Atlanta Braves catcher Evan Gattis entered the 2014 season in an unenviable position. When former franchise icon and potential Hall of Famer Brian McCann departed for $85 million in New York, Gattis was handed a starting position and huge shoes to fill.
Through the first month of the season, Gattis has done just that. Buoyed by raw, unfiltered power, Atlanta's 27-year-old replacement for McCann has crushed National League pitching and helped the Braves win 17 of 24 games in April.
When dissecting and analyzing the strengths and weakness of baseball players, all-around ability is where to start. With Gattis, that distinction is unnecessary.
In fact, it's a waste of time. When watching Gattis' game, don't expect to see amazing defensive ability, baserunning acumen, plate discipline or a future .330 hitter. Those traits may describe transcendent catchers like Yadier Molina, Ivan Rodriguez, Joe Mauer and Mike Piazza, but they don't accurately represent why Gattis is an impact player for the Braves.
To understand how and why Gattis is making McCann's departure a moot point for Braves fans, look to power. Right now, no catcher in baseball displays more of it than Gattis. In fact, few hitters in all of baseball—regardless of position or age or former prospect status—have matched the power display that Atlanta's right-handed slugger has featured since debuting last season.
Heading into play on April 28, Gattis owns a .959 OPS, 157 OPS+ and six home runs. While that early-season power surge is impressive, it's even more eye-opening when adding in last year's totals. Gattis' next plate appearance—likely Tuesday evening against Miami Marlins ace Jose Fernandez—will be the 450th of his young career.
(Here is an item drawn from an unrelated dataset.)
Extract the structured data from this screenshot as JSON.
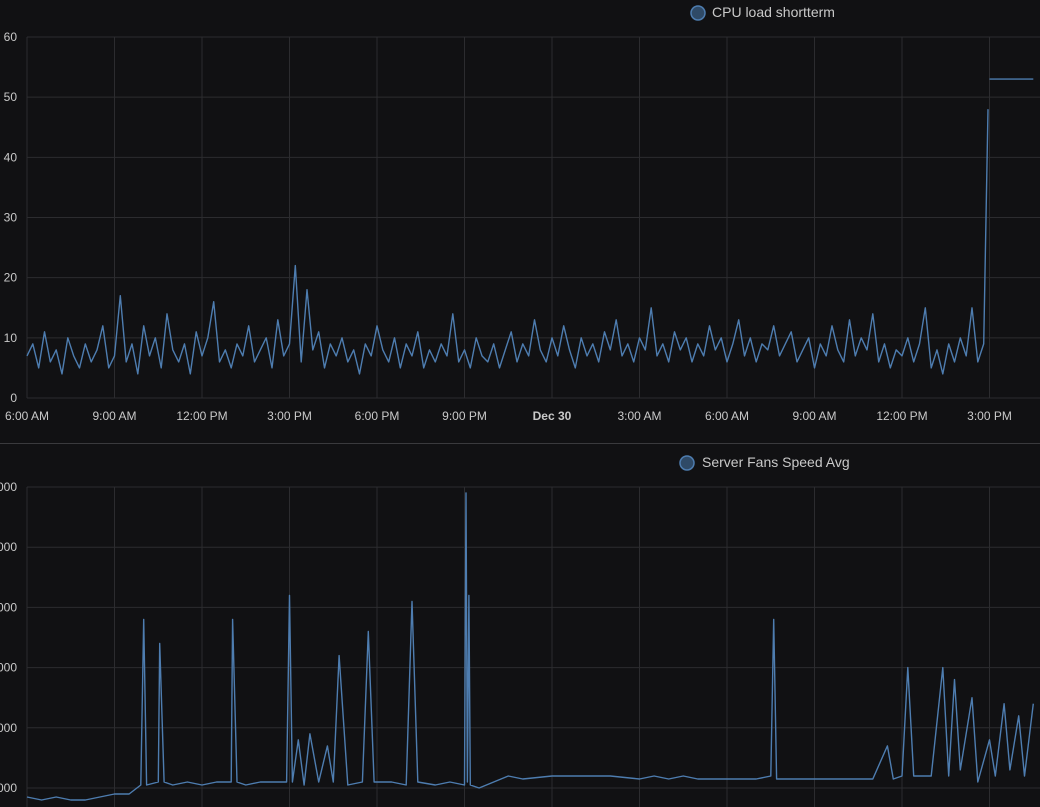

With 27 career homers, Gattis ranks second all-time among catchers prior to reaching 450 career plate appearances, per Baseball-Reference (subscription required). Some names below him on that list: Lance Parrish, Yogi Berra and Jason Varitek. Those catching legends combined for 875 career home runs.
Comparing hitters by positional groups can be instructive, especially for catchers, middle infielders and center fielders. Yet, Gattis' power stands up to the elite sluggers in the game, regardless of position.
Since the start of the 2013 season, take a look at where Gattis ranks in ISO (isolated slugging percentage).
|ISO Leaders (2013-2014)|
The names behind Gattis are almost more impressive than the five listed above him. For some added perspective, here are the next five ISO standouts, per Baseball-Reference: Giancarlo Stanton, Mike Trout, Troy Tulowitzki, Pedro Alvarez and Paul Goldschmidt.
Of course, ranking Gattis among league leaders in raw power or home runs from young catchers won't easily replace the nine standout seasons that McCann gave the Braves organization. From 2005-2013, the lefty-swinging star posted a 117 OPS+, hit 176 homers and made seven NL All-Star teams. Until Gattis matches or exceeds that type of production, the former teammates will be linked.
Although the sample size is small, Gattis has been a much, much more productive hitter this month. If this type of discrepancy continues, Braves fans will praise general manager Frank Wren for allocating over $80 million to young, ascending players rather than overpaying for the second-half of McCann's career.
|Evan Gattis vs. Brian McCann: 2014 Statistics|
As crazy as it may sound, Gattis is still refining his mental approach at the plate, specifically when facing two-strike counts. During his rookie campaign, Gattis posted an unsightly .125/.167/.263 slash line when the opposing pitcher reached two strikes against him. Hitting with two strikes is difficult for most hitters, but those struggles were significant.
Through 35 two-strike counts in 2014, Gattis has hit .206/.229/.559. While that improvement may not seem like much, an OPS jump from .429 to .787 is noteworthy.
According to David O'Brien of The Atlanta Journal-Constitution, the improved success stems from Gattis' hand placement. "It's really just taking my hands directly to the ball," Gattis said. "I was doing it even during spring training, though the results weren't there."
Right now, the results are there. For the grand sum of $520,250, the Braves are receiving star-caliber production. Meanwhile, the Yankees will need a typical McCann season to recoup value on a long-term investment.
Homegrown star players—especially on-field leaders like McCann—aren't easily replaced. It's too early to say that Gattis will be a consistent NL All-Star and leader like the catcher he shared a clubhouse with last season, but a 35-plus home run season can quickly make Braves fans forget about the consistent star who walked away over the winter.